Credit Sesame discusses whether credit card pre-qualification affects credit score.
Credit card pre-qualification (or pre-approval) can be helpful. Credit bureau Experian reckons, “You’re more likely to be approved for a credit card for which you’re already pre-approved.”
Pre-approval means you’ve met the basic qualifications that a card’s issuer lays down for a particular piece of plastic. But that doesn’t mean you’ll definitely be approved if you apply. More checks will be made, and all you’ve done is clear the first hurdle.
But should you be worried about the pre-approval process harming your credit score? The short answer is a definite No! Read on to discover why that’s the case.
Credit card pre-qualification or pre-approval?
Some card issuers differentiate between pre-qualification and pre-approval. Others don’t. Meanwhile, some (perhaps most) think pre-approval is the more accurate and valuable of the two. Others take the opposite view.
Capital One is a card company that thinks pre-approval is the more rigorous. It thinks you might get pre-qualified for a card based only on your credit score. But that an issuer might want to know more about you to pre-approve you. For example, it might check your record for paying credit card bills on time — as well as take a look at your score.
That’s just one opinion. Unless a card issuer makes clear what it means by the terms, you can use the words interchangeably, as we have in this article.
Pre-qualification and your credit score
Credit card pre-qualification or pre-approval shouldn’t affect your score at all. That’s because they require only a “soft” credit inquiry.
VantageScore is one of the Big Two companies building credit scoring technologies. And it explains the difference between hard inquiries and soft ones.
VantageScore says, “Soft inquiries do not impact your credit score.” It provides three examples of what those are:
- Requests you yourself make to see your score, often through free credit score websites like Credit Sesame
- When your existing lenders want to check your score to manage your account better
- Scores used by lenders to make loan offers to you. In other words, pre-approval and pre-qualification inquiries
Just to reassure you, it’s not only VantageScore that follows this line. FICO, the other big player in credit scoring, agrees. So you can be sure soft inquiries won’t affect your score.
Hard inquiries, on the other hand, do affect your credit score. VantageScore explains why:
Any time you take on additional debt, you are statistically at greater risk of inability to pay your bills. Shopping for and opening new credit accounts, therefore, are indicators of the sort of risk credit scoring models are designed to detect. All other things being equal, someone who has had a number of inquiries on their credit reports is going to be riskier than someone who does not.
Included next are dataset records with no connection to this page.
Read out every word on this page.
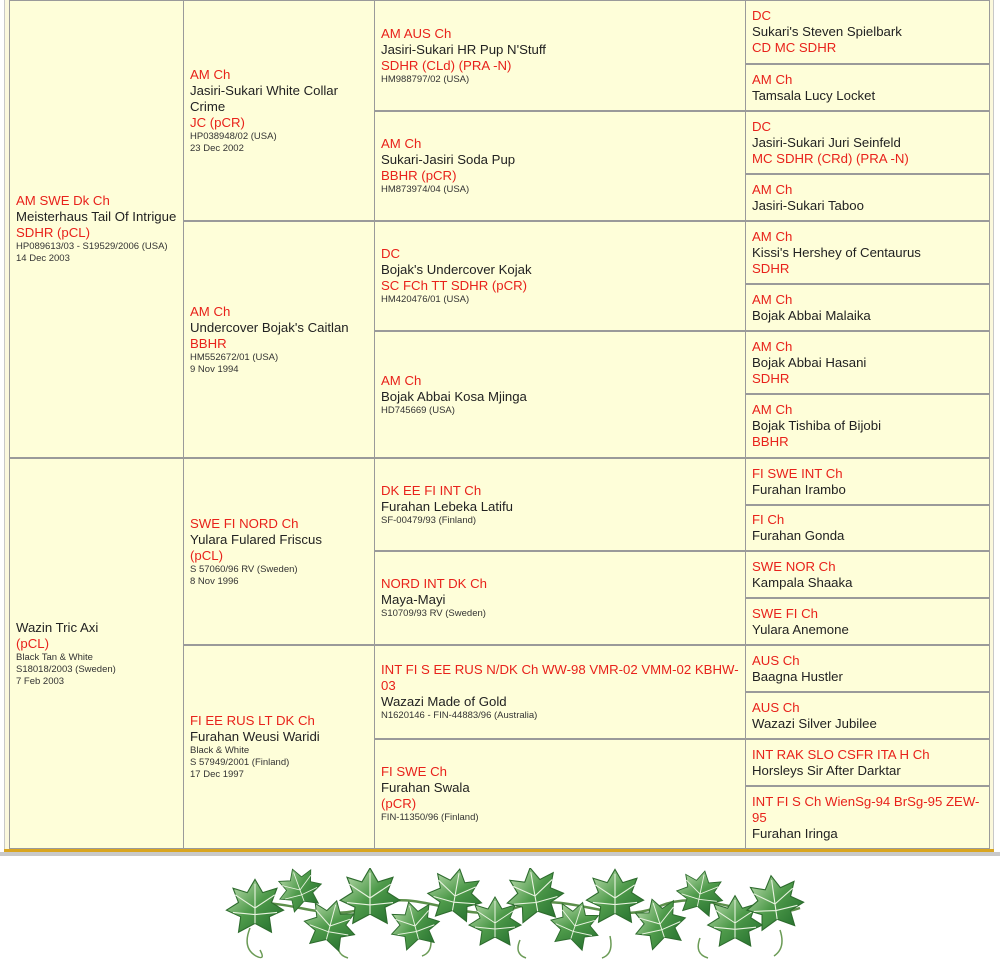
AM SWE Dk Ch
Meisterhaus Tail Of Intrigue
SDHR (pCL)
HP089613/03 - S19529/2006 (USA)
14 Dec 2003
Wazin Tric Axi
(pCL)
Black Tan & White
S18018/2003 (Sweden)
7 Feb 2003
AM Ch
Jasiri-Sukari White Collar Crime
JC (pCR)
HP038948/02 (USA)
23 Dec 2002
AM Ch
Undercover Bojak's Caitlan
BBHR
HM552672/01 (USA)
9 Nov 1994
SWE FI NORD Ch
Yulara Fulared Friscus
(pCL)
S 57060/96 RV (Sweden)
8 Nov 1996
FI EE RUS LT DK Ch
Furahan Weusi Waridi
Black & White
S 57949/2001 (Finland)
17 Dec 1997
AM AUS Ch
Jasiri-Sukari HR Pup N'Stuff
SDHR (CLd) (PRA -N)
HM988797/02 (USA)
AM Ch
Sukari-Jasiri Soda Pup
BBHR (pCR)
HM873974/04 (USA)
DC
Bojak's Undercover Kojak
SC FCh TT SDHR (pCR)
HM420476/01 (USA)
AM Ch
Bojak Abbai Kosa Mjinga
HD745669 (USA)
DK EE FI INT Ch
Furahan Lebeka Latifu
SF-00479/93 (Finland)
NORD INT DK Ch
Maya-Mayi
S10709/93 RV (Sweden)
INT FI S EE RUS N/DK Ch WW-98 VMR-02 VMM-02 KBHW-03
Wazazi Made of Gold
N1620146 - FIN-44883/96 (Australia)
FI SWE Ch
Furahan Swala
(pCR)
FIN-11350/96 (Finland)
DC
Sukari's Steven Spielbark
CD MC SDHR
AM Ch
Tamsala Lucy Locket
DC
Jasiri-Sukari Juri Seinfeld
MC SDHR (CRd) (PRA -N)
AM Ch
Jasiri-Sukari Taboo
AM Ch
Kissi's Hershey of Centaurus
SDHR
AM Ch
Bojak Abbai Malaika
AM Ch
Bojak Abbai Hasani
SDHR
AM Ch
Bojak Tishiba of Bijobi
BBHR
FI SWE INT Ch
Furahan Irambo
FI Ch
Furahan Gonda
SWE NOR Ch
Kampala Shaaka
SWE FI Ch
Yulara Anemone
AUS Ch
Baagna Hustler
AUS Ch
Wazazi Silver Jubilee
INT RAK SLO CSFR ITA H Ch
Horsleys Sir After Darktar
INT FI S Ch WienSg-94 BrSg-95 ZEW-95
Furahan Iringa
So hard inquiries arise when you actively apply for new credit. But don’t panic. Typically, the hit is only a few points. And, providing you continue to make on-time payments and keep your card balances low, your score can bounce back within a few months.
VantageScore makes that point strongly: “[Hard] inquiries are among the factors which have the least influence on your credit scores.”
But what if you’re planning to apply for a large new loan (a mortgage, say, or car loan) within those few months when your score’s lower? You won’t want to risk that lower score affecting the interest rate you’re offered. So, hold off on applying for new credit in the months before you go for some big new borrowing.
A hard inquiry when you apply for your new card
OK, we know a credit card pre-qualification doesn’t affect your score. But, if you decide to move forward and apply for the plastic, you’ll be triggering a hard inquiry. And that will produce a small knock to your score.
So what’s the point of credit card pre-qualification or approval? Well, as VantageScore said, you’re boosting your chances of getting approved. And you won’t be shooting in the dark by making random applications for cards that you can’t get. Your score is hit by each application whether or not your lender approves it.
Rate-shopping rules don’t apply to plastic
You may have read that there are special score rules that allow you to apply to several lenders for new credit so you can shop for your best rate. And that’s true — sometimes.
Both FICO and VantageScore allow you to apply to as many lenders as you like for similar loans within a “focused” period. Fourteen days is safe. And your score will take the same minor hit for a single hard inquiry if you apply to 10 lenders as if you apply to one. That’s great.
But it doesn’t apply to credit cards! You can only shop for rates when you’re applying for big loans. VantageScore gives examples of mortgages, auto loans and student loans.
Credit card pre-qualification can affect your credit score in a good way
We started out by saying that credit card pre-qualification can’t harm your score. And that’s true. But it may be able to help it.
Get in the habit of applying only for cards with pre-qualification. You may think, “There’s no harm in applying.” But there is harm, if you are turned down. Your credit score will drop a few points. If you pre-qualify your application is more likely to be approved and you can avoid that
So, while it is not strictly true to say that credit card pre-qualification helps your credit score, pre-qualification is less likely to harm your credit score than applying without knowing if you have any chance of approval.